Хотя... хотя в моем-то возрасте, уже набив столько шишек, искать ответ на столь известные вопросы поздновато. Но лучше позже, чем никогда.



Звон в кузнице, как церковный звон. И мир здесь сужен четырьмя задымленными стенами. И солнце – пламя в горне – совсем земное. И всесильный бог огня – Тимофей – виден и доступен всем людям. Здесь грешникам каяться не в чем, лбами земляной пол ощупывать и скороговоркою вылепетывать не надо. Напротив, беседа идет неспешная, слова все весомы. Дымок от цигарок в одну сторону тянется, к горну, вместе с дымом от угля, только что подброшенного подмастерьем Родей, дюжим, валоватым парнем, которому скоро на службу идти.

Иные рвутся служить, в ефрейторы или далее сержанты выбиться, а Роде до смерти неохота расставаться с Ярками, с кузницей, с Тимофеем, который для него – наиглавнейший начальник. Да что начальник? Тимофей Климентьич для Роди – сам Бог. Ну да, Бог огня, ежели такие существуют.
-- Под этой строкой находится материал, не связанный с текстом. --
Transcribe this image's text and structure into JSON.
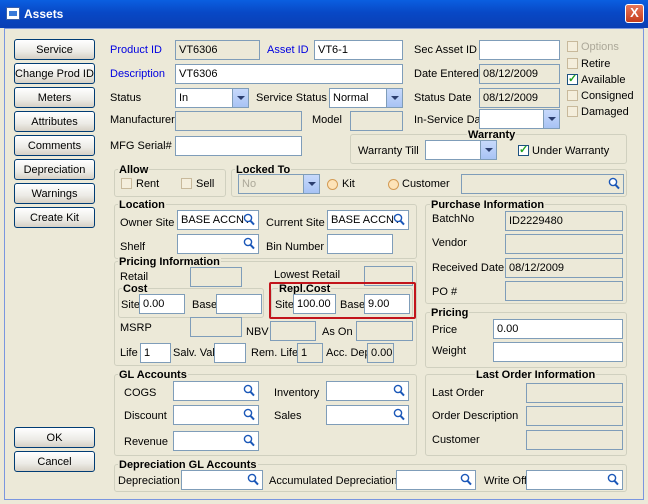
{
  "window": {
    "title": "Assets",
    "close": "X"
  },
  "left_buttons": [
    "Service",
    "Change Prod ID",
    "Meters",
    "Attributes",
    "Comments",
    "Depreciation",
    "Warnings",
    "Create Kit"
  ],
  "bottom_buttons": {
    "ok": "OK",
    "cancel": "Cancel"
  },
  "header": {
    "product_id_label": "Product ID",
    "product_id": "VT6306",
    "asset_id_label": "Asset ID",
    "asset_id": "VT6-1",
    "sec_asset_id_label": "Sec Asset ID",
    "sec_asset_id": "",
    "description_label": "Description",
    "description": "VT6306",
    "date_entered_label": "Date Entered",
    "date_entered": "08/12/2009",
    "status_label": "Status",
    "status": "In",
    "service_status_label": "Service Status",
    "service_status": "Normal",
    "status_date_label": "Status Date",
    "status_date": "08/12/2009",
    "manufacturer_label": "Manufacturer",
    "model_label": "Model",
    "in_service_date_label": "In-Service Date",
    "mfg_serial_label": "MFG Serial#"
  },
  "flags": {
    "options": "Options",
    "retire": "Retire",
    "available": "Available",
    "consigned": "Consigned",
    "damaged": "Damaged"
  },
  "warranty": {
    "title": "Warranty",
    "till_label": "Warranty Till",
    "under_warranty": "Under Warranty"
  },
  "allow": {
    "title": "Allow",
    "rent": "Rent",
    "sell": "Sell"
  },
  "locked_to": {
    "title": "Locked To",
    "value": "No",
    "kit": "Kit",
    "customer": "Customer"
  },
  "location": {
    "title": "Location",
    "owner_site_label": "Owner Site",
    "owner_site": "BASE ACCNT",
    "current_site_label": "Current Site",
    "current_site": "BASE ACCNT",
    "shelf_label": "Shelf",
    "bin_label": "Bin Number"
  },
  "purchase": {
    "title": "Purchase Information",
    "batch_label": "BatchNo",
    "batch": "ID2229480",
    "vendor_label": "Vendor",
    "received_label": "Received Date",
    "received": "08/12/2009",
    "po_label": "PO #"
  },
  "pricing_info": {
    "title": "Pricing Information",
    "retail_label": "Retail",
    "lowest_retail_label": "Lowest Retail",
    "cost_title": "Cost",
    "site_label": "Site",
    "cost_site": "0.00",
    "base_label": "Base",
    "cost_base": "",
    "repl_title": "Repl.Cost",
    "repl_site": "100.00",
    "repl_base": "9.00",
    "msrp_label": "MSRP",
    "nbv_label": "NBV",
    "as_on_label": "As On",
    "life_label": "Life",
    "life": "1",
    "salv_label": "Salv. Val",
    "rem_life_label": "Rem. Life",
    "rem_life": "1",
    "acc_dep_label": "Acc. Dep",
    "acc_dep": "0.00"
  },
  "pricing": {
    "title": "Pricing",
    "price_label": "Price",
    "price": "0.00",
    "weight_label": "Weight"
  },
  "gl": {
    "title": "GL Accounts",
    "cogs": "COGS",
    "inventory": "Inventory",
    "discount": "Discount",
    "sales": "Sales",
    "revenue": "Revenue"
  },
  "last_order": {
    "title": "Last Order Information",
    "last_order": "Last Order",
    "order_desc": "Order Description",
    "customer": "Customer"
  },
  "dep_gl": {
    "title": "Depreciation GL Accounts",
    "depreciation": "Depreciation",
    "accumulated": "Accumulated Depreciation",
    "write_off": "Write Off"
  }
}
Родя не знал греческой мифологии. Зато досконально знал свое ремесло, но все еще считал себя не подручным Великого Мастера, а учеником, молотобойцем, хотя мог запросто сделать дрожки на железном ходу, подковать коня своими же самодельными гвоздями, оттянуть литовку, выгнуть серп, звонкий отлить колоколец, который в музыке дорог не уступит знаменитым тобольским колокольцам, а то и дальним – валдайским.




* * *

На проводинах Родя взбунтовался, залез на полати и стянуть его не могли, пока не вызузил туес хмельной браги. Лукавая соседка поднесла: “Выпей, сынок, на дорожку!” Проснулся уж в вагоне, который вез его куда-то в дальние края. И зачем ему дальняя чужая сторона. В Ярках он бы стал служить. А то сулят отправить в Афган. На хрена он сдался. Протрезвев, решил: “Слиняю!” И слинял бы. Но судьба остерегла от дезертирства. Подвода подошла. Мать, вся уплаканная, собрала подорожники, перекрестила осоловевшего дюжего сына.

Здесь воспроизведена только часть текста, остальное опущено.